Wednesday, December 17, 2008
The Meaning of Christmas
I wrote this for a local paper about six years ago (back in my editorial writing days). I hope you enjoy it, and wish all of you a Merry Christmas and a safe holiday season.
How can Christmas be here again?
Feels like only a year ago we spent a small fortune on a dead tree, hauled it home, stuck a branch in my son’s eye trying to get the thing into the house, and then waged a mini-world war with my wife over the all-important issue of whether the tree was straight. It was, of course, but dutiful husband that I am, I grabbed the sappy trunk with my freshly washed hands and pretended to adjust it until my wife victoriously announced “perfect!” (I take my little victories wherever I can find them.)
I have always loved Christmas and all its trappings. But as I grew older and left behind my youthful lust for gifts, I discovered something strangely schizophrenic about this ostensibly happy time. My grandfather Ted (or Papou in Greek) once hinted as much to me when I was about ten. My sister and I were decorating our tree while Papou sat nearby watching the tradition with his usual skeptical interest. An Andy Williams Christmas record accompanied the moment. Papou reached out and held my arm.
“What does all this mean to you?” His usually cheerful smile had been replaced by a sad demeanor.
“Toys and no school for three weeks!” shouted back the happy boy who no longer exists.
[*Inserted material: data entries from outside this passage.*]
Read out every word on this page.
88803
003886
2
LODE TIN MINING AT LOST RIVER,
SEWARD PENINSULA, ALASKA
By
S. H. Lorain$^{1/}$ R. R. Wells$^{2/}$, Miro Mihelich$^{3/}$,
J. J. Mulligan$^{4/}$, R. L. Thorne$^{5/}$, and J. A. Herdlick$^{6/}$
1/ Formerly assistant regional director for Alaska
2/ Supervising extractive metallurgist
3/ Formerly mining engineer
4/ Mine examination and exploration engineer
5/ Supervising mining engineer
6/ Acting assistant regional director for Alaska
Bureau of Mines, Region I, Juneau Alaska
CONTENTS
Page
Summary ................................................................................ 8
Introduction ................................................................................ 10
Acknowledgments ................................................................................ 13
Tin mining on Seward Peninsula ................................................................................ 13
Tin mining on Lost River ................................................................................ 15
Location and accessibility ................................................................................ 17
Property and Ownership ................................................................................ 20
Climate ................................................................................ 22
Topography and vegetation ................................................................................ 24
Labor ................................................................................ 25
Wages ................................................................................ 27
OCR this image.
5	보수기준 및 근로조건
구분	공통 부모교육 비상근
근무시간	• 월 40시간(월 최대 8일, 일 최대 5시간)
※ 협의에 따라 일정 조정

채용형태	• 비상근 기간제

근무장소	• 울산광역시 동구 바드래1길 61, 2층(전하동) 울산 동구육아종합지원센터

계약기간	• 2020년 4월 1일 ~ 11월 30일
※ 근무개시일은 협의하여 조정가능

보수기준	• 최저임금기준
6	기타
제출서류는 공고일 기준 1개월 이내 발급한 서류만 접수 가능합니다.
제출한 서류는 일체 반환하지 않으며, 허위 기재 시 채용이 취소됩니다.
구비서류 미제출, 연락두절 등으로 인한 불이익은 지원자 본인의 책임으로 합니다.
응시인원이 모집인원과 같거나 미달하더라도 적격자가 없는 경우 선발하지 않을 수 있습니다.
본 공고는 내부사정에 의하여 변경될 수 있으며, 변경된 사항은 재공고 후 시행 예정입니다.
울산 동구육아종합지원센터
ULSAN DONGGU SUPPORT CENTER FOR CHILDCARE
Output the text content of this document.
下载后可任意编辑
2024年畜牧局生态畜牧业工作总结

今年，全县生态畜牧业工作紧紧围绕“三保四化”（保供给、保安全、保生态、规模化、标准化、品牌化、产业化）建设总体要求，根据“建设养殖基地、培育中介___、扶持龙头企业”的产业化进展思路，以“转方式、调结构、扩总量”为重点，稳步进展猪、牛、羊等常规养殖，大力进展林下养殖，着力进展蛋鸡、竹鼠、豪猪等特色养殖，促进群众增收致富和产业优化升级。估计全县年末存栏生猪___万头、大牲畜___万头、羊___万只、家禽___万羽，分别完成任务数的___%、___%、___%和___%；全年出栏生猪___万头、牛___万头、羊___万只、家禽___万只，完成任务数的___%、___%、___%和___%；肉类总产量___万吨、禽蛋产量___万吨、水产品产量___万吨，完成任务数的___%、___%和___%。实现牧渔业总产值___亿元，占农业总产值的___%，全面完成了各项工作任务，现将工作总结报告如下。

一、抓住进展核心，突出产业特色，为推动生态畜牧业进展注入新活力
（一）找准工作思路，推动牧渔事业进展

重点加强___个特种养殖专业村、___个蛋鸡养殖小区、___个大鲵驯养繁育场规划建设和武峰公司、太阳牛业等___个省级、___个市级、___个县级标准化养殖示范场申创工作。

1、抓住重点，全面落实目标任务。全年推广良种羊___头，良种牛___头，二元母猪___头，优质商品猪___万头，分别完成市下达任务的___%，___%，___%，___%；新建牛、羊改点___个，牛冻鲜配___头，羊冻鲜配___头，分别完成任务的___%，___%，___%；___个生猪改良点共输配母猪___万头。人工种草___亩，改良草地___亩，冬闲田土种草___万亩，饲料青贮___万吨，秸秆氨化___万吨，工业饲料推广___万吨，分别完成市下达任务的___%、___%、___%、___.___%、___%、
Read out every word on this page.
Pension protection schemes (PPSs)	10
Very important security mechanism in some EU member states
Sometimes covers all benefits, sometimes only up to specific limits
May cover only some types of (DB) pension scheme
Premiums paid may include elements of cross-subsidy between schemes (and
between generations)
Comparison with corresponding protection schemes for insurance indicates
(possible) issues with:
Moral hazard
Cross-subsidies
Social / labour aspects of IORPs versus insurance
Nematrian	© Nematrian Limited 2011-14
He smiled when I leaned over to kiss his shiny bald head. “When you get older and have a family of your own,” he sagely advised, “Christmas will be different for you.” After seeing my puzzled look, he added, “Older eyes do not always see just the happiness.” He nodded knowingly, but I had no idea what he meant.
I think I do now.
At this time every year for the past decade I have had exactly the same dream. Exactly. I am about fourteen. It is a cold and snowy Midwest Christmas day, and my extended family is squeezed into the old house—chatting, yelling, arguing, laughing, kissing, and hugging. (If you have seen My Big Fat Greek Wedding, you have met my entire family and know how I grew up.)
The dream never changes. I drop a load of freshly cut firewood in front of a hot roaring hearth, walk into the dining room, push open the heavy swinging oak door, and peak around the corner into the kitchen. My maternal grandma (Yia Yia) locks her bright hazel eyes on mine and flashes her brilliant white teeth as she pulls a fragrant Christmas lamb from the oven. My Papou is standing nearby at the cutting board, gripping his white bone-handled knife while waiting to carve the meat. He smiles and says something to me, but I can’t make out his words. Holly, our wonderful and long-gone German Shepherd, is waiting impatiently beneath the cutting board, ready to lap up the occasional drip of juice or misplaced scrap of lamb.
Great Uncle Bill, the one with a bum leg (suffered during a championship soccer match or World War I, take your pick), is sitting on the living room sofa next to my equally old Great Uncle Louie, who is dressed, as he always was, in the only suit he owned.
Fussing over the table behind me is my mom, four decades younger than she is now, while my Dad, always busy but rarely helpful at such times, walks from one room to the next as if unsure what to do or how to do it.
And then it happens. Each of them fades away, one by one, in the order of their passing. Only my mother remains when the dream ends. And she is old again.
“Older eyes do not always see happiness.”
Now I realize now what Papou was trying to tell me: Gather your family around you and cherish your time together, for everything is fleeting and nothing stays the same. Those you love and have near you today will one day leave you. And that day is always sooner than you think. Those who are young will grow old, and those who are old will pass on.
Now, when I watch my two wonderful kids laugh and cavort around the tree, hanging the special ornaments and mementos that mark the milestones of our lives together, I make an extra effort to soak in the moment, to absorb the significance of the experience, to appreciate my wife and family and my good fortune like never before. To give thanks.
Thank you, God, for everything that I have. I am a very blessed man.